La commissione ONU che ho citato – il cui nome completo è la Commissione
Economica e Sociale delle Nazioni Unite per l’Asia occidentale – ha descritto
Israele come, e cito, “progettato per lo scopo principale” di discriminazione
razziale.
Milioni lo capiscono. Quello che i governi di Londra, Washington, Bruxelles
e Tel Aviv non possono controllare è che l’umanità, di base, sta cambiando
forse come mai prima.
Le persone in tutto il mondo sono in fermento e sono più consapevoli che
mai, a mio avviso. Alcuni sono già in aperta rivolta. L’atrocità della Torre di
Grenfell a Londra ha unito le comunità in una vibrante resistenza quasi a
livello nazionale.
Grazie ad una campagna popolare, l’autorità giudiziaria sta oggi esaminando
le prove per un possibile procedimento penale nei confronti di Tony Blair per
crimini di guerra. Anche se questo dovesse fallire, è uno sviluppo cruciale,
che demolisce un’altra barriera tra il pubblico e il suo riconoscimento della
natura vorace dei crimini del potere di stato – il sistematico spregio per
l’umanità perpetrato in Iraq, nella Torre di Grenfell, in Palestina. Quelli
sono i puntini in attesa di essere collegati.

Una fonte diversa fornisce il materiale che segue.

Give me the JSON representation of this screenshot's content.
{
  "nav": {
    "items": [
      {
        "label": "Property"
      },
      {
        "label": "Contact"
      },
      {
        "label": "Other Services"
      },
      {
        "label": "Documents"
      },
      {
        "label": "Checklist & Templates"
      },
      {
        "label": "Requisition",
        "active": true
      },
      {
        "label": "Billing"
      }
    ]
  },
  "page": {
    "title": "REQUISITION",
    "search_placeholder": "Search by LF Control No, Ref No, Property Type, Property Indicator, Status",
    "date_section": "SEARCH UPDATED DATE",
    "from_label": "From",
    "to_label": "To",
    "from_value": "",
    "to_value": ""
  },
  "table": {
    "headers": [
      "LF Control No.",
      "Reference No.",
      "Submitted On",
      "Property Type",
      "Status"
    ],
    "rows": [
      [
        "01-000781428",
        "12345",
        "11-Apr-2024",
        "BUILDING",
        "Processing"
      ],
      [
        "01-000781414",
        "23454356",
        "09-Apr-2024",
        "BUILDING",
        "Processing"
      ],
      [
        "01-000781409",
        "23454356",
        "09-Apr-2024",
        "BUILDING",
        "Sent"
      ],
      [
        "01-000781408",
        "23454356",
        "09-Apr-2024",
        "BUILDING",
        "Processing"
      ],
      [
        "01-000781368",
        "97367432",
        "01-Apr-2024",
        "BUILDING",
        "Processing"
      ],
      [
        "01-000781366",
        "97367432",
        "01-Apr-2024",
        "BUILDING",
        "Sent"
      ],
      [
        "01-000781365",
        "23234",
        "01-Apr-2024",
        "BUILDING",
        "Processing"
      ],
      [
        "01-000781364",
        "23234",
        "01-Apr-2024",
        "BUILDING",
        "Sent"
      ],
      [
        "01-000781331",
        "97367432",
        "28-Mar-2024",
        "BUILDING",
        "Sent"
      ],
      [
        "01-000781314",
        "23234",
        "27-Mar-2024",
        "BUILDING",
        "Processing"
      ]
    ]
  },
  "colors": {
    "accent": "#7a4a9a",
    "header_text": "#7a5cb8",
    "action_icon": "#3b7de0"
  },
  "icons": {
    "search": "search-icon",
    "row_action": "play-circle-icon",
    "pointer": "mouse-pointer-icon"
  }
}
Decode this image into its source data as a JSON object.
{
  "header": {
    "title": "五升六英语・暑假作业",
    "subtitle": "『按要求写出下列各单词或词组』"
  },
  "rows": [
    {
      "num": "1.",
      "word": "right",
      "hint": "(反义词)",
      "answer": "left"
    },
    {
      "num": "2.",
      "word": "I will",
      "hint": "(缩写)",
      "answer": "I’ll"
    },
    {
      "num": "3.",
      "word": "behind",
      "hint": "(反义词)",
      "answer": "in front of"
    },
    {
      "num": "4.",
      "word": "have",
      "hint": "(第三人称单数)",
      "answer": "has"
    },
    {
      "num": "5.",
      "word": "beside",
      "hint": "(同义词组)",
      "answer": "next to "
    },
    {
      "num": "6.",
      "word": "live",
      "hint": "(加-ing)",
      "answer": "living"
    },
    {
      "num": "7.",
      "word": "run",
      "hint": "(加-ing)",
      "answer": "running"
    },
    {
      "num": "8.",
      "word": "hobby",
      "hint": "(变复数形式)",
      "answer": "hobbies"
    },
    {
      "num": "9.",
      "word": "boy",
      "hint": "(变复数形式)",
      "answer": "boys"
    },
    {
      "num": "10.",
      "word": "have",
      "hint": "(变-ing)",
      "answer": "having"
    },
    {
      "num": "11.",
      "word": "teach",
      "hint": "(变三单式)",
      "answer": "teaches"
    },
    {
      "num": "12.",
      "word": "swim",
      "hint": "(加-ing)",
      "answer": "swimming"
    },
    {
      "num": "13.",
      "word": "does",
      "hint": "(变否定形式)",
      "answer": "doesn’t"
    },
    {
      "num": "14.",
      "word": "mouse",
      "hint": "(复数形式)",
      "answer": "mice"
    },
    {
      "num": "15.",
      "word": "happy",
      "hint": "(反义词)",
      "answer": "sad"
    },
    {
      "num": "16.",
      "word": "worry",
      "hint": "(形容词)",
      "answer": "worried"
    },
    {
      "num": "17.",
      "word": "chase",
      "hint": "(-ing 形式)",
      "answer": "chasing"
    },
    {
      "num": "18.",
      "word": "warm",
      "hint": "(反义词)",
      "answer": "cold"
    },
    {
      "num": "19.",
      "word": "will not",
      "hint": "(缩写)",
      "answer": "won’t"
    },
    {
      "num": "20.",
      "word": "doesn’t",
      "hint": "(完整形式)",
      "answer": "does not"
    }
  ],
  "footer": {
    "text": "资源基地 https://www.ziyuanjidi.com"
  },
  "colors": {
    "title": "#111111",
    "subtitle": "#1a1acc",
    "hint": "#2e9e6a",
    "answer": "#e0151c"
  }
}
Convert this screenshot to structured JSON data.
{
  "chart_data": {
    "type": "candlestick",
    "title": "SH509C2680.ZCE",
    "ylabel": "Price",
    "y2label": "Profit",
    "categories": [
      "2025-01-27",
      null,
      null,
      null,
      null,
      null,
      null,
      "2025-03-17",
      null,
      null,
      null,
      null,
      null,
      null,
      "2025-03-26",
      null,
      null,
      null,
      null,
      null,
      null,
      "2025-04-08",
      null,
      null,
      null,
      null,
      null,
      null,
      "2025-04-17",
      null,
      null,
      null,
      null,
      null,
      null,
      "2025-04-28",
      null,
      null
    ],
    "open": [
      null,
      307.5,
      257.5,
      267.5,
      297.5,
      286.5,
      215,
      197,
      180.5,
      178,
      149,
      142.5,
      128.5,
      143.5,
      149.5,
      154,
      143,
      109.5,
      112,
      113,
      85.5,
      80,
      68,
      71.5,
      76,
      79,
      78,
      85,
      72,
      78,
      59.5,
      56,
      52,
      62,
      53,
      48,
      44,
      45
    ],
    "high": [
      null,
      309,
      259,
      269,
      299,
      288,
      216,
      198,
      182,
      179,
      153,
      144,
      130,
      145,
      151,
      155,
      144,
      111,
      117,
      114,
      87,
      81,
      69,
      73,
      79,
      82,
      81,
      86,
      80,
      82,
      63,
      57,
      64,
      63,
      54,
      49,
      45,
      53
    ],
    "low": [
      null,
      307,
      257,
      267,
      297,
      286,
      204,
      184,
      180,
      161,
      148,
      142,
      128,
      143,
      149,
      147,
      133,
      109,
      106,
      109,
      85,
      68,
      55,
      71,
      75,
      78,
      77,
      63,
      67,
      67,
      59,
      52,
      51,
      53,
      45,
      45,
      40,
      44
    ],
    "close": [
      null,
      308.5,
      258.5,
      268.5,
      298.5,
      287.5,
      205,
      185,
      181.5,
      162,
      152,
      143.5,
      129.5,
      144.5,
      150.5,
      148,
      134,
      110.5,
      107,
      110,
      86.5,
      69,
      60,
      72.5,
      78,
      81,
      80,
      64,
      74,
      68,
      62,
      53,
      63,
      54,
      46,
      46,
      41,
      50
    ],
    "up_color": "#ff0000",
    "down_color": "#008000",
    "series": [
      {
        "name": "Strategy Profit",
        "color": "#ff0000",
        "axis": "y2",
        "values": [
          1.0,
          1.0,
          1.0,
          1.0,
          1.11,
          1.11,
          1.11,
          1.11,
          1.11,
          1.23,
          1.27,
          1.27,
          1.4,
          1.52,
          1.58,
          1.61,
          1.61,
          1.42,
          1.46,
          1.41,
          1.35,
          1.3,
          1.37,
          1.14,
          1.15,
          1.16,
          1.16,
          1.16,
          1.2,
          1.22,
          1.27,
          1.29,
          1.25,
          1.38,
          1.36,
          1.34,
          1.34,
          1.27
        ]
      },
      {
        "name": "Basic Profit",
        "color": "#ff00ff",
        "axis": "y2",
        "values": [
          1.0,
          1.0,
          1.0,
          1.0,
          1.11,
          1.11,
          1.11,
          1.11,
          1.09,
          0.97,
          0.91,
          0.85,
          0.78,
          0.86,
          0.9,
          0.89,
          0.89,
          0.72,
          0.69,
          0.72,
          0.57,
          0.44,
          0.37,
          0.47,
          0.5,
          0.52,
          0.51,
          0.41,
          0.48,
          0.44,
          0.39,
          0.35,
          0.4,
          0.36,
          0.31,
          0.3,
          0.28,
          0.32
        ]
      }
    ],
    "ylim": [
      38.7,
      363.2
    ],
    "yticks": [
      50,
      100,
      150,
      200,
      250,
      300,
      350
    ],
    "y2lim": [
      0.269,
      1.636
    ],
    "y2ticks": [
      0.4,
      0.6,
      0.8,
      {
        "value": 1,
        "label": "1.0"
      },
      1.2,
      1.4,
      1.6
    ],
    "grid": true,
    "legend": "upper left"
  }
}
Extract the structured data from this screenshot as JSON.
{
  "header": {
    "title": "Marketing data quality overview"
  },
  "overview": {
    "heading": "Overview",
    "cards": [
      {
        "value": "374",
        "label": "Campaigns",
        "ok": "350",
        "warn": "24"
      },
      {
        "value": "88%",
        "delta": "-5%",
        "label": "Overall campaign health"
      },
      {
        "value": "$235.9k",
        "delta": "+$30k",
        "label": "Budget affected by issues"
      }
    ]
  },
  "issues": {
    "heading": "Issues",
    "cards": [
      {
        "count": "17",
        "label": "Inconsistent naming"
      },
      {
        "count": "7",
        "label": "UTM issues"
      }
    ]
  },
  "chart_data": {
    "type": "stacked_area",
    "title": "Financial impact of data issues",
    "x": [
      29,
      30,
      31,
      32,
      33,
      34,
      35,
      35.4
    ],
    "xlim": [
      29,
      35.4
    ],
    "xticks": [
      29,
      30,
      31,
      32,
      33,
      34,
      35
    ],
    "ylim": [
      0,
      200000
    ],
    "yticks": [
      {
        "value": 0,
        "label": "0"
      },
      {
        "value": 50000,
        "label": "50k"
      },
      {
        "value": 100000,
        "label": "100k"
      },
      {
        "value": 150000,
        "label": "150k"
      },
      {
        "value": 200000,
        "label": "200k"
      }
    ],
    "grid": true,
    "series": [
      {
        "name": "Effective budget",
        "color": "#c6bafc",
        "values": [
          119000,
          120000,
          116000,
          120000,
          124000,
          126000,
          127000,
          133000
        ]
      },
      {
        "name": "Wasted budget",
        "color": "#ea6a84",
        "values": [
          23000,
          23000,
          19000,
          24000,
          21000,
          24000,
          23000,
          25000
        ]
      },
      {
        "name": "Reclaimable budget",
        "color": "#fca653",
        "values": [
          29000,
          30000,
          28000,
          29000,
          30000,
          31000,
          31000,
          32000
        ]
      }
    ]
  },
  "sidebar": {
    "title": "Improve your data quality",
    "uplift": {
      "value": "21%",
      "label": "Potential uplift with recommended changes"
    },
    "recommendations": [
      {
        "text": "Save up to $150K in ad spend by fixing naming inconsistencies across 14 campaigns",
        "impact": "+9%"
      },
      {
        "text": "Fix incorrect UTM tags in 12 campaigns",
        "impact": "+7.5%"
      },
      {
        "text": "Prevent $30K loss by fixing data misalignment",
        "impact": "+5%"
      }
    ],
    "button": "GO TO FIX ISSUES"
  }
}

Per la maggior parte del XXI secolo, la frode del potere aziendale che si
fingeva democrazia è stata dipendente dalla propaganda della distrazione: in
gran parte per il culto del “me-ismo” progettato per disorientare il nostro
senso di guardare agli altri, di agire insieme, di giustizia sociale e
internazionalismo.
Classe, genere e razza sono stati dissociati. Il personale è diventato il
politico e i media il messaggio. La promozione del privilegio borghese è stata
presentata come politica “progressiva”. Non lo era. Non lo è mai. È la
promozione del privilegio e del potere.
Tra i giovani, l’internazionalismo ha trovato un nuovo e vasto pubblico.
Guardate al sostegno per Jeremy Corbyn e l’accoglienza che il circo del G20 ha
ricevuto ad Amburgo. Nel capire la verità e gli imperativi
dell’internazionalismo e nel rifiutare il colonialismo, possiamo comprendere la
lotta della Palestina.
Mandela affermava: “Sappiamo fin troppo bene che la nostra libertà è
incompleta senza la libertà dei palestinesi”.
Nel cuore del Medio Oriente c’è la storica ingiustizia in Palestina. Fino a
quando non si risolve, dando ai palestinesi la loro libertà e patria, ed
uguaglianza di fronte alla legge di israeliani e palestinesi, non ci sarà pace
nella regione, o forse da nessuna parte.
Quello che Mandela intendeva dire è che la libertà stessa è precaria,
finché i governi potenti possono negare la giustizia ad altri, terrorizzare gli
altri, imprigionare e uccidere gli altri, nel nostro nome. Israele capisce di
certo la minaccia che un giorno potrebbe dover essere normale.
Ecco perché il suo ambasciatore in Gran Bretagna è Mark Regev, conosciuto
ai giornalisti come un propagandista professionista e perché l'”enorme bluff”
delle accuse di antisemitismo, come lo ha chiamato Ilan Pappe, è riuscito a
scoordinare il partito laburista e minare Jeremy Corbyn come leader. Il punto è
che non ci è riuscito.
Ora gli eventi si muovono con rapidità. La notevole campagna di
boicottaggio, disinvestimento e sanzioni (BDS) sta avendo successo, giorno per
giorno; paesi e città, sindacati e organismi studenteschi la stanno avallando.
Il tentativo del governo britannico di vietare ai consigli comunali di
applicare il BDS è fallito nei tribunali.
Queste non sono parole al vento. Quando i palestinesi si alzeranno di
nuovo, e lo faranno, forse non ci riusciranno in un primo momento – ma infine
ci riusciranno, se noi capiremo che loro sono noi e noi siamo loro.